Common Sense Media recently released their latest report regarding today’s media consumption and our youth.
Tweens and teens spend about 9-hours a day on media.
This includes a variety of media entertainment such as– music, television, tablets, computers and of course mobile devices.
According to Common Sense, here are a few key findings:
- Youth love media in all forms! Teens use an average of nine hours of entertainment media per day, and tweens use an average of six hours, not including time spent using media for school or homework. Of that, tweens average more than four and a half hours of screen media use a day and teens more than six and a half hours.
- The differences between how girls and boys view media vary. Teen boys average 56 minutes a day playing video games, compared to girls’ seven minutes; and teen girls spend 40 minutes more a day than boys on social media (1:32 vs. 52 minutes).
- Social media is in play, but not always fun. Social media is an integral part of most teens’ lives (45 percent use it “every day”), but only 36 percent say they enjoy using social media “a lot,” compared with 73 percent who enjoy listening to music and 45 percent who enjoy watching TV “a lot.”
What’s important to understand is no matter what form of media your child is interacting with, are you familiar with what it is?
Who or what is influencing them?
It may not be a video game that determines their employment future, but do you know if it is age appropriate for your child?
What music is your child listening to? Of course, it’s difficult to control all this, however with your offline discussions, ask them about the artists and music they like. Find out and learn more about who is influencing your child.
Interestingly is how the study relates to social media. It’s not always fun anymore. Why?

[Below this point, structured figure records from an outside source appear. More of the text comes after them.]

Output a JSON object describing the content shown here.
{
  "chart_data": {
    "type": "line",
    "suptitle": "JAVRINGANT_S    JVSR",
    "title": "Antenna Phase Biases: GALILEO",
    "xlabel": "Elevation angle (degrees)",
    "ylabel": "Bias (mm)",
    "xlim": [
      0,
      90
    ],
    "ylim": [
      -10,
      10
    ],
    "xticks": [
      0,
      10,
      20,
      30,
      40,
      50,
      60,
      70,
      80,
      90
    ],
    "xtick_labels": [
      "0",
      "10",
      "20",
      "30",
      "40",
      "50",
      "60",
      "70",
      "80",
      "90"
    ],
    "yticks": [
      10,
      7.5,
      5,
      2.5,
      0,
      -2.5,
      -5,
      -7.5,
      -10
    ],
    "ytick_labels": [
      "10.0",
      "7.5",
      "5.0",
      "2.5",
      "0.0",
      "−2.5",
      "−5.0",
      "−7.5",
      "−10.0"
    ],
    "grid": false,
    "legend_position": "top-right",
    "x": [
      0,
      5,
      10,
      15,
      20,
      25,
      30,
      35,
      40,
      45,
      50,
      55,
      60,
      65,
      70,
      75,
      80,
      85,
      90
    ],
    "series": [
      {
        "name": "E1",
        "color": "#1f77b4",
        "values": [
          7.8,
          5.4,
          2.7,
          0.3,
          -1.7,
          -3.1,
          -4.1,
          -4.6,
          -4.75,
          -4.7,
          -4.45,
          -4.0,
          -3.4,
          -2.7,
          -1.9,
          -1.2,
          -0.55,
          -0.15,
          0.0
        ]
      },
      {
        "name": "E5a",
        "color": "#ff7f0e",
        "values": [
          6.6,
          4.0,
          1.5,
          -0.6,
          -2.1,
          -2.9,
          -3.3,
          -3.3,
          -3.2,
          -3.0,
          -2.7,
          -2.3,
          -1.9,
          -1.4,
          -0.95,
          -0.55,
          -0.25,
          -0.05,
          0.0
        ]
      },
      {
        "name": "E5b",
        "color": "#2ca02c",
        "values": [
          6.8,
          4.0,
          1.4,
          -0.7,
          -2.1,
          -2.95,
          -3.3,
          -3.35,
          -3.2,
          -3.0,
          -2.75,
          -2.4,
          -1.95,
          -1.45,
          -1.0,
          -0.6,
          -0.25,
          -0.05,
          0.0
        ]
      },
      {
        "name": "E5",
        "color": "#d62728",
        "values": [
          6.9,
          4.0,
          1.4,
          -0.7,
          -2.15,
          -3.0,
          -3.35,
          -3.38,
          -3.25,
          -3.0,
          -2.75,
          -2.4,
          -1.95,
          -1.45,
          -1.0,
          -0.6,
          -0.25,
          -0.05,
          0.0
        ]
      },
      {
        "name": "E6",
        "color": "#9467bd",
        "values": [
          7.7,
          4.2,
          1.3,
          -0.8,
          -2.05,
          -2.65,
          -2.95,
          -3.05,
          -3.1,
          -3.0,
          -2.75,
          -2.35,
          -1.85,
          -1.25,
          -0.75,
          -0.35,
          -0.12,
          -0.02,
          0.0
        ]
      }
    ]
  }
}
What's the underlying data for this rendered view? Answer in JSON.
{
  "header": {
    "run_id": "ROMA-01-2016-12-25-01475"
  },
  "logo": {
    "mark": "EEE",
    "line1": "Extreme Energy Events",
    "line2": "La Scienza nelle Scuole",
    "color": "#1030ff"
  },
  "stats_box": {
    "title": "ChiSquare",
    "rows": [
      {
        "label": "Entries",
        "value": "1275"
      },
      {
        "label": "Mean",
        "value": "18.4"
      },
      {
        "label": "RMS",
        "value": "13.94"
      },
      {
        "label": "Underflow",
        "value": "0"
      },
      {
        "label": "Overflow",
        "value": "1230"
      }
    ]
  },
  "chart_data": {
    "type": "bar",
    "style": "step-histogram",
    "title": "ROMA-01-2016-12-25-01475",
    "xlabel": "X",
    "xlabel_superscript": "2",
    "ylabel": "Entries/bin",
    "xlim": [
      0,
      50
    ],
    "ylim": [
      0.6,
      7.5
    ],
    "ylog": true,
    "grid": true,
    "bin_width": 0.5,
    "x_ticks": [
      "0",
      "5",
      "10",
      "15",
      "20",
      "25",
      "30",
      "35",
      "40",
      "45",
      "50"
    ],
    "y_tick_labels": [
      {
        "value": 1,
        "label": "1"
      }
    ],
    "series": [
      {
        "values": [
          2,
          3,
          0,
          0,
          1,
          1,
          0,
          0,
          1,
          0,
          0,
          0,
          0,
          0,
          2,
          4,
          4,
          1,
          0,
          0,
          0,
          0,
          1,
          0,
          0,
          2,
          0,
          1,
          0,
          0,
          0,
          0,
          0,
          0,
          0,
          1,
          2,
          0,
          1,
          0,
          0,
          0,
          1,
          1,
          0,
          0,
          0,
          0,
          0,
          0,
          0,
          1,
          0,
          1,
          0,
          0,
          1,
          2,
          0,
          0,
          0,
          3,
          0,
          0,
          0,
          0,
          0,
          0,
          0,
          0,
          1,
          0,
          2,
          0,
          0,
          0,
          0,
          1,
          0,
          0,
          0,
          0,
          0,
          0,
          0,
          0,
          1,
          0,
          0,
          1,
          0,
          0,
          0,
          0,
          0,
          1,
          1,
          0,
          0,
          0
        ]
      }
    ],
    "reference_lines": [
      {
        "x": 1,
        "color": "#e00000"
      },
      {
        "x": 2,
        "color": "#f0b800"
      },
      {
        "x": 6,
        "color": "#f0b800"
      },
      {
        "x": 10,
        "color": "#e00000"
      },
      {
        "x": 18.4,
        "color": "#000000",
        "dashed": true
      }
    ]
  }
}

For those that watched #Being13 The Secret Lives of Teenagers, you will see the stress of what some teens go through to be sure their pictures are perfect, or the struggles of online harassment, compounded with FOMO (fear of missing out).
Isn’t it time we find out who your child’s media and digital influences are?
It’s impossible to be with our kids all the time, but having frequent and consistent offline conversations about their media and digital lives will help them not only make better choices when you aren’t around, it also gives you an opportunity to learn more about their media lives.
Be an involved parent – you will have safer digital kids.